Steven Sinofsky recently tweeted out this thread where he talks about the virtues of writing in business. His argument: writing is thinking.
Writing is difficult. It takes a lot of time. I’ve been writing posts – albeit short ones – on this blog every day for almost 5 years and I can tell you that somedays it is downright painful. Somedays I ask myself: Would I be better served spending this time elsewhere?
It’s much easier to talk, throw down bullet points on a slide, or send out pithy emails. And because, today, we’re all so focused on “agility” and “execution”, it is easy to dismiss writing as being slow and cumbersome.
But the act of writing is indeed thinking. To write about something you have to wade into the details and actually understand what you’re talking about. It’s far more nuanced.
One of Sinofsky’s arguments is that “execution is in a constant state of diverging as more expertise deals with more details that fewer people understand.” Business becomes “I just know.” Writing can fill in those missing parts.

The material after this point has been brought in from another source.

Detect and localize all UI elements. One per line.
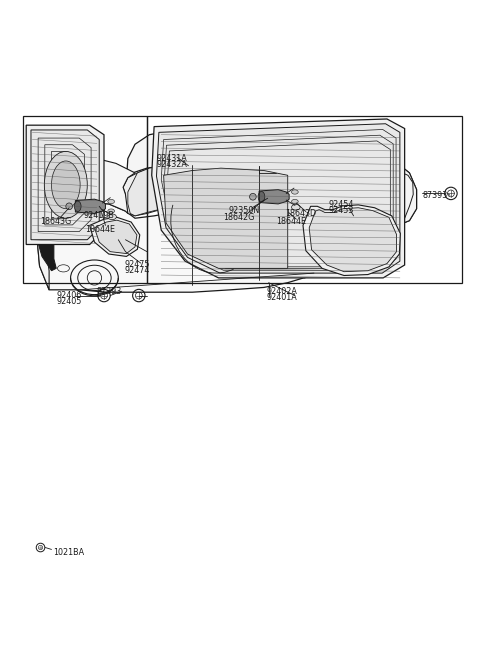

He goes on to argue that agility is also not mutually exclusive with writing. In fact, when you write, clarify, and collaborate early on, overall execution speeds up because now people get the details and better understand the context.
I’ve mentioned this before on the blog, but my Grade 4 English teacher used to make us write a daily journal. He would tell us that it didn’t matter what we wrote or how long it was, but we had to write something every day.
I did it and I enjoyed keeping those journals, but at the time I didn’t really appreciate was he was trying to get us to do. I do now.